Depois de passar por cidades como Curitiba, Santos, São Paulo, Linhares e Vitória, o designer paranaense Augusto Espindola iniciou a experiência em Vila Velha e relatou que teve mais facilidade para acessar os serviços gratuitos e foi melhor acolhido do que nas outras cidades capixabas.

No primeiro dia senti que a cidade era mais vazia, parecia que ia ser uma experiência muito solitária. Mas logo descobri o ponto de doação no pronto atendimento da Glória e consegui acessar o Centro Pop sem problemas. Isso fez toda a diferença.

Augusto Espindola

Ele também destacou o aspecto social do Centro Pop. “Um dos pontos mais importantes é a socialização. Não é tanto pelos serviços oferecidos, mas pelas pessoas. Consegui achar um perfil de morador em situação de rua mais tranquilo, que não está o tempo todo consumindo substâncias. Isso me deu mais segurança para continuar a experiência aqui”, relatou.

Sobre a recepção dos moradores, Augusto disse que se surpreendeu positivamente. “Não é que tem capixaba dando bom dia para todo mundo, mas os que pararam para conversar comigo me trataram super bem. Melhor do que em Curitiba, onde as pessoas fogem de conhecido na rua”, brincou.

Segundo ele, a estadia em Vila Velha deve ser mais pacífica e pode durar até o fim do mês. “Achei que seria difícil encontrar gente com quem andar junto ou conversar, mas depois desses primeiros dias percebi que vai ser uma boa experiência”, completou.

A prefeitura de Vitória informou que Augusto acessou os servições ofertados no Centro Pop de Vila Velha, foi atendido pela equipe e recebeu alimentação, e insumos parab a realização de higiene pessoal.

A cidade destacou que possuí dois serviços de acolhiemento, sendo um preferencial para pessoas migrantes, ou seja, de outros lugares, e também para pessoas que desejam acaitar a ajuda voluntária.

Veja a nota na íntegra:

O sr Augusto Espindola acessou o Centro de Referencia Especializado para População em Situação de Rua de Vila Velha  foi atendido pela equipe técnica   e também sendo ofertado alimentação, guarda de pertence e insumos para realização de higiene pessoal. 

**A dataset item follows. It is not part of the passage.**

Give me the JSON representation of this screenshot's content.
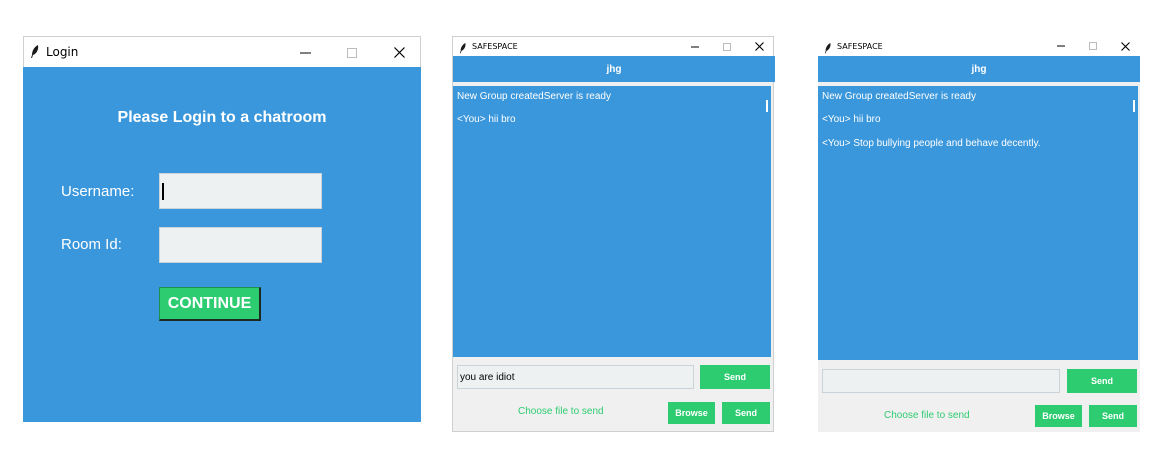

O município possuem dois serviços de acolhimento institucional, sendo um preferencialmente para pessoas migrantes, importante informar que sempre é ofertado no atendimento técnico aos assistidos o acolhimento, no entanto a escolha em aceitar  e voluntária. 

Existe documentos do atendimento do sr Espindola no serviço, mas os mesmos  são sigilos, resguardando o respeito e confiabilidade.

Veja os vídeos:

Augusto largou a carreira para viver nas ruas

Foto: Reprodução Redes Sociais

Antes do projeto, Augusto vivia em um apartamento próprio, com renda média de R$ 12 mil mensais como designer autônomo. Depois, aceitou emprego fixo, mas pediu demissão após frustrações. O período coincidiu com problemas pessoais e um quadro de depressão.

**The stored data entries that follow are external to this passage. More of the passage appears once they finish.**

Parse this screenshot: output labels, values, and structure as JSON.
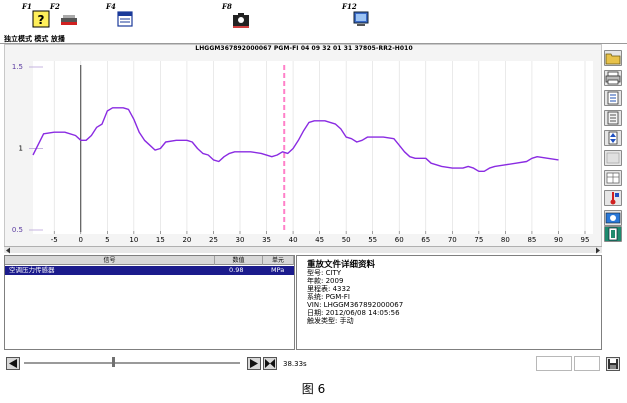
{
  "toolbar": {
    "keys": [
      {
        "label": "F1",
        "icon": "help-icon"
      },
      {
        "label": "F2",
        "icon": "device-icon"
      },
      {
        "label": "F4",
        "icon": "data-list-icon"
      },
      {
        "label": "F8",
        "icon": "snapshot-icon"
      },
      {
        "label": "F12",
        "icon": "monitor-icon"
      }
    ],
    "mode_text": "独立模式 模式 放播"
  },
  "chart_title": "LHGGM367892000067 PGM-FI 04 09 32 01 31 37805-RR2-H010",
  "chart_data": {
    "type": "line",
    "x_ticks": [
      -5,
      0,
      5,
      10,
      15,
      20,
      25,
      30,
      35,
      40,
      45,
      50,
      55,
      60,
      65,
      70,
      75,
      80,
      85,
      90,
      95
    ],
    "y_ticks": [
      "1.5",
      "1",
      "0.5"
    ],
    "xlim": [
      -9,
      95
    ],
    "ylim": [
      0.5,
      1.5
    ],
    "cursor_x": 38.33,
    "zero_marker_x": 0,
    "grid": true,
    "line_color": "#8a2be2",
    "series": [
      {
        "x": [
          -9,
          -7,
          -5,
          -3,
          -1,
          0,
          1,
          2,
          3,
          4,
          5,
          6,
          8,
          9,
          10,
          11,
          12,
          13,
          14,
          15,
          16,
          18,
          20,
          21,
          22,
          23,
          24,
          25,
          26,
          27,
          28,
          29,
          30,
          32,
          34,
          36,
          37,
          38,
          39,
          40,
          41,
          42,
          43,
          44,
          45,
          46,
          47,
          48,
          49,
          50,
          51,
          52,
          53,
          54,
          55,
          57,
          59,
          60,
          61,
          62,
          63,
          64,
          65,
          66,
          67,
          68,
          70,
          71,
          72,
          73,
          74,
          75,
          76,
          77,
          78,
          80,
          82,
          84,
          85,
          86,
          88,
          90
        ],
        "y": [
          0.96,
          1.09,
          1.1,
          1.1,
          1.08,
          1.05,
          1.05,
          1.08,
          1.13,
          1.15,
          1.23,
          1.25,
          1.25,
          1.24,
          1.18,
          1.1,
          1.05,
          1.02,
          0.99,
          1.0,
          1.04,
          1.05,
          1.05,
          1.04,
          1.0,
          0.97,
          0.96,
          0.93,
          0.92,
          0.95,
          0.97,
          0.98,
          0.98,
          0.98,
          0.97,
          0.95,
          0.96,
          0.98,
          0.97,
          1.0,
          1.05,
          1.11,
          1.16,
          1.17,
          1.17,
          1.17,
          1.16,
          1.15,
          1.12,
          1.07,
          1.06,
          1.04,
          1.05,
          1.07,
          1.07,
          1.07,
          1.06,
          1.02,
          0.98,
          0.95,
          0.94,
          0.94,
          0.94,
          0.91,
          0.9,
          0.89,
          0.88,
          0.88,
          0.88,
          0.89,
          0.88,
          0.86,
          0.86,
          0.88,
          0.89,
          0.9,
          0.91,
          0.92,
          0.94,
          0.95,
          0.94,
          0.93
        ]
      }
    ]
  },
  "signal_table": {
    "headers": [
      "信号",
      "数值",
      "单元"
    ],
    "rows": [
      {
        "name": "空调压力传感器",
        "value": "0.98",
        "unit": "MPa"
      }
    ]
  },
  "details": {
    "title": "重放文件详细资料",
    "lines": [
      "型号: CITY",
      "年款: 2009",
      "里程表: 4332",
      "系统: PGM-FI",
      "VIN: LHGGM367892000067",
      "日期: 2012/06/08 14:05:56",
      "触发类型: 手动"
    ]
  },
  "playback": {
    "time": "38.33s"
  },
  "caption": "图 6"
}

“Percebi que a maior parte das pessoas ao meu redor parecia ter perdido algo de sua humanidade, deixada para trás por interesses em torno de posses e finanças. Eu acabei encontrando isso nas pessoas de rua. Quando me recuperei, tive de decidir se voltaria à carreira ou se faria um projeto social. Decidi pela segunda opção”, explicou.

Desde então, Augusto vendeu balas, coletou latas e dormiu em diferentes praças e bairros. As experiências, registradas desde outubro em vídeos no Instagram, alcançam milhares de visualizações.

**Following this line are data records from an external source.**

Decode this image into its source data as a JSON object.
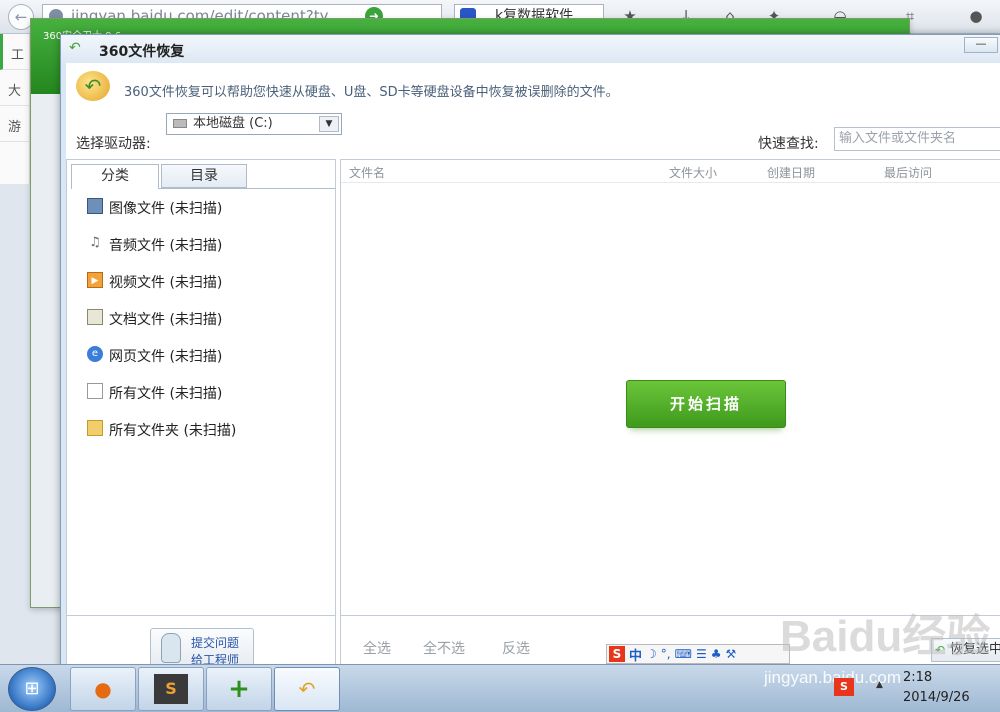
{
  "browser": {
    "url": "jingyan.baidu.com/edit/content?ty",
    "search": "k复数据软件",
    "bg_tab_rows": [
      "工",
      "大",
      "游"
    ]
  },
  "safe_guard": {
    "title": "360安全卫士 9.6"
  },
  "window": {
    "title": "360文件恢复",
    "minimize": "—",
    "banner_text": "360文件恢复可以帮助您快速从硬盘、U盘、SD卡等硬盘设备中恢复被误删除的文件。",
    "drive_label": "选择驱动器:",
    "drive_value": "本地磁盘 (C:)",
    "quick_label": "快速查找:",
    "quick_placeholder": "输入文件或文件夹名"
  },
  "tabs": [
    {
      "label": "分类"
    },
    {
      "label": "目录"
    }
  ],
  "categories": [
    {
      "label": "图像文件 (未扫描)",
      "icon": "image-icon"
    },
    {
      "label": "音频文件 (未扫描)",
      "icon": "music-note-icon"
    },
    {
      "label": "视频文件 (未扫描)",
      "icon": "video-icon"
    },
    {
      "label": "文档文件 (未扫描)",
      "icon": "document-icon"
    },
    {
      "label": "网页文件 (未扫描)",
      "icon": "web-icon"
    },
    {
      "label": "所有文件 (未扫描)",
      "icon": "file-icon"
    },
    {
      "label": "所有文件夹 (未扫描)",
      "icon": "folder-icon"
    }
  ],
  "columns": [
    "文件名",
    "文件大小",
    "创建日期",
    "最后访问"
  ],
  "scan_button": "开始扫描",
  "footer": {
    "select_all": "全选",
    "select_none": "全不选",
    "invert": "反选",
    "restore": "恢复选中",
    "submit_line1": "提交问题",
    "submit_line2": "给工程师"
  },
  "ime": {
    "logo": "S",
    "mode": "中"
  },
  "taskbar": {
    "time": "2:18",
    "date": "2014/9/26"
  },
  "watermark": {
    "logo": "Baidu经验",
    "url": "jingyan.baidu.com"
  },
  "colors": {
    "accent_green": "#3f9a1d",
    "link_blue": "#2754a8"
  }
}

Designer diz que pretende lançar um livro

Foto: Reprodução Redes Sociais

Entre as percepções, ele aponta contrastes regionais. Em São Paulo, destacou a ampla rede de assistência e a solidariedade espontânea. “A população ajuda bastante por vontade própria. Ganhei dinheiro sem pedir e recebi comida de desconhecidos. Mas o maior problema é a falta de banheiros públicos”, disse.

Ele também ressalta que nem tudo pode ser exposto on-line. “Muito do que eu vivo envolve situações pesadas: vício, corrupção policial, tráfico. É o tipo de coisa que vai para um livro, não para a internet”, afirmou.

Augusto pretende expandir a produção para o YouTube e, posteriormente, publicar um livro. “É um material que vai me dar trabalho, mas quero apresentar comparações muito bem fundamentadas entre as cidades”, disse.

Apesar da resistência da família, que não apoia a experiência, ele mantém contato diário com a mãe para tranquilizá-la.

“Não existe perspectiva de voltar ao normal. O meu normal era uma carreira de 20 anos em design e experiência de usuário. Eu não vou voltar para isso”, garantiu.

*Texto sob a supervisão da editora Erika Santos, com informações do Portal Metrópoles.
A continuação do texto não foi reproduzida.